By Paul Townsend and Dan Jeffery – Crowd Dynamics International.
A mass gathering is a coming together of people for some reason – maybe a concert, sports event or protest.
However, the mass of people that attend, whether they are called visitors, spectators, protestors or any other name are, to a crowd modeller at least, just a new type of crowd that can be understood.
To most people, crowds appear unpredictable. The people in the crowd appear mindless and seem to be carried along within the crowd, so how can we predict what people are going to do? The answer to this question is complicated, but is being revealed through the work in the LETSCROWD project.
How can we plan for the safety of crowds?
Before a mass gathering, it is imperative that crowds who will attend are understood in their movement patterns, likely behaviours. This means forecasting the number of attendees, how they arrive, how to process them and manage them throughout the mass gathering and how to allow them to leave; not to mention how to manage emergency situations. This complicated process is helped in many situations by crowd modelling.
It is the responsibility of the organiser to carry out this planning, but Law Enforcement Agencies (LEAs) need to assess this information, test their own contingency planning, or even organise parts themselves, when the mass gathering has no particular responsible organiser.
What can the LETSCROWD models do?
LETSCROWD plan to help this planning process with an advanced crowd modelling toolkit (called the ‘Crowd Modelling and Planning Tool’, that can assess everything from the capacity of an area, to evacuation scenarios, to predicting crowd behaviour in reaction to a suspected bomb, or in reaction to LEA tactics (like police dogs, communication procedures or simply testing moving crowds away from a danger are).
Can we simulate crowd behaviour during a live event?
These simulations will be able to help in training LEA staff (decision makers and frontline) by recreating potential scenarios at a mass gathering, but also during operations. A real-time approach to crowd modelling is being trialled where LEAs can assess a situation, quickly trial the proposed response and get feedback on the consequences before implementing it. This has been shown to be possible for evacuation scenarios, and the possibility of the other features used by LEAs during their operations is going to be demonstrated and tested live.
What are the models/simulations made up of?

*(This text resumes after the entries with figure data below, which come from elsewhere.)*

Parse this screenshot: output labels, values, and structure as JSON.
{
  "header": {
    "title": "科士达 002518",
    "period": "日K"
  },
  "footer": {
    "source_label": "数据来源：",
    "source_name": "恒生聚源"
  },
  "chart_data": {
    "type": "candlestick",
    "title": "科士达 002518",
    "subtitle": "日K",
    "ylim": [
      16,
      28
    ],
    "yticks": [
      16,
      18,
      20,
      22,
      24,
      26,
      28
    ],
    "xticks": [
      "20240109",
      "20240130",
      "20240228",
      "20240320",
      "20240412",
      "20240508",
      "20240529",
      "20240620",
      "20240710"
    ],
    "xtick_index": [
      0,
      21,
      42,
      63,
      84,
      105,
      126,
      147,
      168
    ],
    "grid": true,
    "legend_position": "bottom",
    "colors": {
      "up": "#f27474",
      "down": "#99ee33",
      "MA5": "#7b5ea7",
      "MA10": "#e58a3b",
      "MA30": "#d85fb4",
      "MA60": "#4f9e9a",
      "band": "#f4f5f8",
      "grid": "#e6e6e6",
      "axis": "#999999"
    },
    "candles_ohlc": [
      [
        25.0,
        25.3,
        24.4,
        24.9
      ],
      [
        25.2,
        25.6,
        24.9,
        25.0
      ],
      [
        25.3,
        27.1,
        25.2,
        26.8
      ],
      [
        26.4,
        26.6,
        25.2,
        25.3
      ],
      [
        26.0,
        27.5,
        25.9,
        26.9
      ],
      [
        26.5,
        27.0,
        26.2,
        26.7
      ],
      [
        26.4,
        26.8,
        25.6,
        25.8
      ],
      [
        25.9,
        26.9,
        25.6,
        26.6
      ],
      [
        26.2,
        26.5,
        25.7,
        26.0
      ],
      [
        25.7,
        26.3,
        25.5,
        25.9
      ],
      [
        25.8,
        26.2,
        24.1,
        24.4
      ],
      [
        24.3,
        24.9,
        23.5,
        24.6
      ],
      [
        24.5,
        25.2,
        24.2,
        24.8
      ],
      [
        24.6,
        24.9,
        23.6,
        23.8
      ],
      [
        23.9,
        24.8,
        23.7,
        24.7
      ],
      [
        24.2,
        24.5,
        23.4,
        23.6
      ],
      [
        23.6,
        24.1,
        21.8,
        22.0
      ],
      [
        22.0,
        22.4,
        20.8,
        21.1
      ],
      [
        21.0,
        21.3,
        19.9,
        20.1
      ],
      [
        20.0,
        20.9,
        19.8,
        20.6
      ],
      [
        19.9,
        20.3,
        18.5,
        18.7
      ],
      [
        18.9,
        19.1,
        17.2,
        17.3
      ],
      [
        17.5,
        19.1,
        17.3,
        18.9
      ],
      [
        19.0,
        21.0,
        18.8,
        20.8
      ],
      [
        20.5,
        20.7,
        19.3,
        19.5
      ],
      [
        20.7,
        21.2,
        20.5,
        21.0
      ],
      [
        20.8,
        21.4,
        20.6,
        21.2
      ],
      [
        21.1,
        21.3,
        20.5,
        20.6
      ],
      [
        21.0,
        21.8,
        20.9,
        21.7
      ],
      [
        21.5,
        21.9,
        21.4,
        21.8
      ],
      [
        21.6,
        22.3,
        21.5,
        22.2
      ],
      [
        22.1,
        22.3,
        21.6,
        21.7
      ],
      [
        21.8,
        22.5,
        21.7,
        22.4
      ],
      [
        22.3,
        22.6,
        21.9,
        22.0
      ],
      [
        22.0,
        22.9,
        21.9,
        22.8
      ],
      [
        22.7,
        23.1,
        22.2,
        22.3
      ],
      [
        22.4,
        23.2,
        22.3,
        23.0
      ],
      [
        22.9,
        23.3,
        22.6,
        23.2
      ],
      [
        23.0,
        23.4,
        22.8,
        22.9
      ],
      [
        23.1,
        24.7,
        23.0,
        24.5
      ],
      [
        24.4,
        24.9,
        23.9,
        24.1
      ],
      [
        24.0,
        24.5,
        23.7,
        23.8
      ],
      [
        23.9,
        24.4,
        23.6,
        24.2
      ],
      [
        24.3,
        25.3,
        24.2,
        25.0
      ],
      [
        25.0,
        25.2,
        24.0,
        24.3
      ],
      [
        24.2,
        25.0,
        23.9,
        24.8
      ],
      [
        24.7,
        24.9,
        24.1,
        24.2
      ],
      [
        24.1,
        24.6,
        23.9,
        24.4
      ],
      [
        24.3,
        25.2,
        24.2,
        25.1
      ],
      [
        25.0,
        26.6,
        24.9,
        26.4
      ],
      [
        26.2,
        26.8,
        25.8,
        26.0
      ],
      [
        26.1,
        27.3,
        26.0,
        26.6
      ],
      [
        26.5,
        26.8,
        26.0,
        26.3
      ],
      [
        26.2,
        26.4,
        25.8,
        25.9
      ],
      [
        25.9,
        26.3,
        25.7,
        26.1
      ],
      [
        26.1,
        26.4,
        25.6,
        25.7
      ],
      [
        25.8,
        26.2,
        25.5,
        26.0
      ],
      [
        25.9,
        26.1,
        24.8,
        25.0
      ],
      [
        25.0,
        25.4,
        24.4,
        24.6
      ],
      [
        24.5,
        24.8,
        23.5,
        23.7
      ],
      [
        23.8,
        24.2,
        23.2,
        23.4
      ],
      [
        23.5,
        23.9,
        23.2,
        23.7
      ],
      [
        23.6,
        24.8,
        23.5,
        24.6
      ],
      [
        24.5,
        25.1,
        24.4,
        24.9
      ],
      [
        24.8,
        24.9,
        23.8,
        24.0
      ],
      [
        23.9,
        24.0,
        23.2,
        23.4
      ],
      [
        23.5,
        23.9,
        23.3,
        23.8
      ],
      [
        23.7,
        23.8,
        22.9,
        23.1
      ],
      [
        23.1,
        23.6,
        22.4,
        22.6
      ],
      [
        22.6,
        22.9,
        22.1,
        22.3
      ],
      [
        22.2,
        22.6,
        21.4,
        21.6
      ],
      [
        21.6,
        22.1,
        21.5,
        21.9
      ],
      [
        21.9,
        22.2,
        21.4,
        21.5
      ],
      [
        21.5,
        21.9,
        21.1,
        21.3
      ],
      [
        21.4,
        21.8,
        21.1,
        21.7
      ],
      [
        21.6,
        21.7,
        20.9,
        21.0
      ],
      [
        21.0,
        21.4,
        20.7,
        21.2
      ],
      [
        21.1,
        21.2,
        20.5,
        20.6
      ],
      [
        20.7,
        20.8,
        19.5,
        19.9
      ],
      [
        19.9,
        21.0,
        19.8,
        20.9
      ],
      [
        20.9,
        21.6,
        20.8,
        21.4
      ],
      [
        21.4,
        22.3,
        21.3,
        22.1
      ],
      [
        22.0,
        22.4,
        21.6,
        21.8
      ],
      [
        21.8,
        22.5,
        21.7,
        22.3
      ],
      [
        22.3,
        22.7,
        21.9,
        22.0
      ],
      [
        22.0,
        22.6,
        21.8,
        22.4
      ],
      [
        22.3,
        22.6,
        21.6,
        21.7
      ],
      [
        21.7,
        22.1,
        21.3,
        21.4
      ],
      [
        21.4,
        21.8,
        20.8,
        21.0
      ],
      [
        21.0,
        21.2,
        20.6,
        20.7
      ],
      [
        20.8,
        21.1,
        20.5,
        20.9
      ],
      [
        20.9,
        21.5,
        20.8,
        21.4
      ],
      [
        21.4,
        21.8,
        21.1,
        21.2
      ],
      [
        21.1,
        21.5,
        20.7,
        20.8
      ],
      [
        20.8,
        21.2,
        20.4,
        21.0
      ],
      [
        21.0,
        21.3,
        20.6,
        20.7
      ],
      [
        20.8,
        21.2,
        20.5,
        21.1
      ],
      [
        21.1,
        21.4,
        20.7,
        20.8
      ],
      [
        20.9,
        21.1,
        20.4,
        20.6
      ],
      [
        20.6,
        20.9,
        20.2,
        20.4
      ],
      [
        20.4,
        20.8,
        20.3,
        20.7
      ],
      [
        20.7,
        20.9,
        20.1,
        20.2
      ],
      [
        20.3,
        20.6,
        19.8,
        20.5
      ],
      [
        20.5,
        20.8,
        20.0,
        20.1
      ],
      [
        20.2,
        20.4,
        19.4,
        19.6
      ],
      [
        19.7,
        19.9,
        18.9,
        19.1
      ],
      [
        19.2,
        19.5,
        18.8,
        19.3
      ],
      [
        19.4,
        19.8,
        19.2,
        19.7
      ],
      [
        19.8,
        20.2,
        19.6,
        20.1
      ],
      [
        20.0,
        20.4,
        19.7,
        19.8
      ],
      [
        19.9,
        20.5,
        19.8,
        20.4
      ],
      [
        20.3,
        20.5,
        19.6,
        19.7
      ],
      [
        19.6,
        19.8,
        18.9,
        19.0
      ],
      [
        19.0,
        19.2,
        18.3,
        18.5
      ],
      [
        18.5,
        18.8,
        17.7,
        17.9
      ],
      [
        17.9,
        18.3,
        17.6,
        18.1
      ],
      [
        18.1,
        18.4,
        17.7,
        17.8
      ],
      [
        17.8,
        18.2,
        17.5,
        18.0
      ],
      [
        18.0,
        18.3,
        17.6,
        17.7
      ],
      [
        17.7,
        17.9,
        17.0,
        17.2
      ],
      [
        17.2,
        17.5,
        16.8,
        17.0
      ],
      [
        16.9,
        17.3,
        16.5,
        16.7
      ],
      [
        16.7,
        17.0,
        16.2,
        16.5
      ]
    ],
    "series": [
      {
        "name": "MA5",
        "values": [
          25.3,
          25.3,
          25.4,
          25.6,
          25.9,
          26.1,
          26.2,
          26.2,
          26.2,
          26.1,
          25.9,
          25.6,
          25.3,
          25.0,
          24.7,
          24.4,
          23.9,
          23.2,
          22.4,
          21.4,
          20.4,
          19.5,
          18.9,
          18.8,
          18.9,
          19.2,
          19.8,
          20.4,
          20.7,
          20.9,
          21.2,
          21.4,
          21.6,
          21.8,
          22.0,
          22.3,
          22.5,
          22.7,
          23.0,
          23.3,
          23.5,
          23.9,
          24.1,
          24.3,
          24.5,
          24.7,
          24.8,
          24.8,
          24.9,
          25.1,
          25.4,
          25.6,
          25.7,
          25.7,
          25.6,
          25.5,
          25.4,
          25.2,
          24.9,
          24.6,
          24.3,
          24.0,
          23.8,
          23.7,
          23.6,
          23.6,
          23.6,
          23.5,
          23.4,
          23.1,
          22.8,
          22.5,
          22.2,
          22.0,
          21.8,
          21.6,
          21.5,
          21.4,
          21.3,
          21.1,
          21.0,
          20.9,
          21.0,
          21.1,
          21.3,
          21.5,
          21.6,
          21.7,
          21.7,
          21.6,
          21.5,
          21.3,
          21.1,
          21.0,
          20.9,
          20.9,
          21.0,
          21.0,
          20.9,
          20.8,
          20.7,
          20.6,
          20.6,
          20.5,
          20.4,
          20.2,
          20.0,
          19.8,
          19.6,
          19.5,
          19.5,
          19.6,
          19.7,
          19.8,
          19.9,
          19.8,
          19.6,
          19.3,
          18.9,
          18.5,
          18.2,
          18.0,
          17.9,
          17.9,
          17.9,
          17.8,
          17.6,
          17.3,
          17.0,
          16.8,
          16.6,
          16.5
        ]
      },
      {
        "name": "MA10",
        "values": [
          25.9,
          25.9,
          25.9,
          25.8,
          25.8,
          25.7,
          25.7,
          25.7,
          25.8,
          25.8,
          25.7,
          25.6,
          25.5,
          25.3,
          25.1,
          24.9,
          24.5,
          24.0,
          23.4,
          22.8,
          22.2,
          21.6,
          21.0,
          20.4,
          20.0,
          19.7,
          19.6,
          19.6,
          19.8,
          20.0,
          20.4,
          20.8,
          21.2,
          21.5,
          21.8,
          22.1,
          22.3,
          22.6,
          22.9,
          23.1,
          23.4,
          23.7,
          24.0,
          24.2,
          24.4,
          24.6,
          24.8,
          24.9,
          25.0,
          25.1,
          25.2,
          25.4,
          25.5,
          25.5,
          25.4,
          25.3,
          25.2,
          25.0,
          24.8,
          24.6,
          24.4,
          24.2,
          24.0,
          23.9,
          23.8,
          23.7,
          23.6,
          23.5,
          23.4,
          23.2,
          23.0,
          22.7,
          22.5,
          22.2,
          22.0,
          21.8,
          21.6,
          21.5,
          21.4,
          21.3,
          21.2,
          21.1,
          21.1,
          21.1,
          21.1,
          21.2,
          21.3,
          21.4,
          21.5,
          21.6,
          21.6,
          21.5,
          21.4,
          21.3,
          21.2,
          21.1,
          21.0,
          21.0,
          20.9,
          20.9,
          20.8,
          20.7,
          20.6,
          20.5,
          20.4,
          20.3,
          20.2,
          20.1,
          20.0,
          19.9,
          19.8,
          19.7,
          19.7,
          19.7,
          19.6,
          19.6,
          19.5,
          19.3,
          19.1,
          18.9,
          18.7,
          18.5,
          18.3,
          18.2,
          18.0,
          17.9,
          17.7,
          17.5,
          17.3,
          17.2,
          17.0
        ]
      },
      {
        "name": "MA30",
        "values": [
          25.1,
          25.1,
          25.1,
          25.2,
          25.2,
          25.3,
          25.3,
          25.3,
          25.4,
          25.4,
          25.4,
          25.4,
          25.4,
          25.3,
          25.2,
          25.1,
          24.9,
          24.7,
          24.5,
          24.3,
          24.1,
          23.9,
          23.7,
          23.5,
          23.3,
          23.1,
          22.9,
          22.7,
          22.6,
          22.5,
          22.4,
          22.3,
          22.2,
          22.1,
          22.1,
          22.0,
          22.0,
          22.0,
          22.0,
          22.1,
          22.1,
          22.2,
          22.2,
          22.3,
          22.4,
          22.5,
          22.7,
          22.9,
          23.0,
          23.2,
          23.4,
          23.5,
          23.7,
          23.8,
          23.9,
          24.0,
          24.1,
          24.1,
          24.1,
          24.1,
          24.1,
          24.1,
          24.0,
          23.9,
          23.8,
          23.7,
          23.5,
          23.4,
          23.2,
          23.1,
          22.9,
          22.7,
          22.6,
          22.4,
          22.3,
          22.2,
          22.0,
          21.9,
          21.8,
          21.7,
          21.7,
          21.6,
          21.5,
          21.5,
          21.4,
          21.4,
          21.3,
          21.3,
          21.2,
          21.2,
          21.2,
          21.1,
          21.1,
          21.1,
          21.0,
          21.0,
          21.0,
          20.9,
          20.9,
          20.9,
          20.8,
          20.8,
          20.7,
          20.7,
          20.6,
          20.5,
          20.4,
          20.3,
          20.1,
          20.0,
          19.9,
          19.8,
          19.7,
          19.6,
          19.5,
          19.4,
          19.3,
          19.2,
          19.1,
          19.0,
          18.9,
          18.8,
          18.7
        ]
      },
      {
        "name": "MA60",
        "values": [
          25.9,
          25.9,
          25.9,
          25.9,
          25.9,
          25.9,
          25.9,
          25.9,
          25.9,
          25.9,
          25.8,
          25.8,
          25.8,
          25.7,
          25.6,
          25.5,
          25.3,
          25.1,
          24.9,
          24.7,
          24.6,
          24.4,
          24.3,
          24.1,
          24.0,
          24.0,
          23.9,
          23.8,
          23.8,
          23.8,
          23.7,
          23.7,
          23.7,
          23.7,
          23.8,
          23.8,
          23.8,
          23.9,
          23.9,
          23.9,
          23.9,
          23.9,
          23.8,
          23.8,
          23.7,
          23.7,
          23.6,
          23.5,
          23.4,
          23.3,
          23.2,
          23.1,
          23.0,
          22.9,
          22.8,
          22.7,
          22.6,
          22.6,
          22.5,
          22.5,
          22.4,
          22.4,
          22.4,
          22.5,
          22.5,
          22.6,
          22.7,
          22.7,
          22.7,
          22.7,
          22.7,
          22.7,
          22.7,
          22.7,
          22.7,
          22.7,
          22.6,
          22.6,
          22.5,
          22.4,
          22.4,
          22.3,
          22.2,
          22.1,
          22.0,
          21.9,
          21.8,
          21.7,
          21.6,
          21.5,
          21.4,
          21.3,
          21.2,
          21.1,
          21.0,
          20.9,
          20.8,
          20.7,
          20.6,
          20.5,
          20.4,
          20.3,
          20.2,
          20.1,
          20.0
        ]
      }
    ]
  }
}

The crowd models use a combination of modelling scales from macroscopic, mesoscopic and microscopic agent based models to capture the requisite behaviour across different areas. For example, use simpler macro models to forecast crowd movements during evacuation over the entire mass gathering for multiple scenarios, and use detailed microscopic models (individual people who make their own choices in the model) to determine the effect of a particular crowd management/control strategy on the crowd itself. For example: What is the resulting crowd density?; How many staff are required to be effective?; Is the proposed communication effective?
With a basis on the FP7 funded project eVACUATE (www.evacuate.eu) , the real-time aspect of the model is extremely fast at computing crowd movement over many different possible routes. The detailed model is based on the social force approach for movement, but with a behavioural component that allows modelling of behavioural reactions to objects, staff, communication with the crowd etc. The models are all visualised in 3d for ease of understanding, and more work is being done on summary outputs that are easy to understand.
How can the predictions be trusted?
A validation process for the models is in place, many basics of the models have already been validated such as the movement of people by comparing against other commercial simulations, data sets and observed phenomenon. The behavioural implementation will be validated alongside the 7 LEAs within the project. They are helping to calibrate them using their knowledge of crowd behaviours and they will use the tools during the proposed practical demonstrations to provide feedback for incorporation. This user driven human factors approach should overcome any issues due to trust.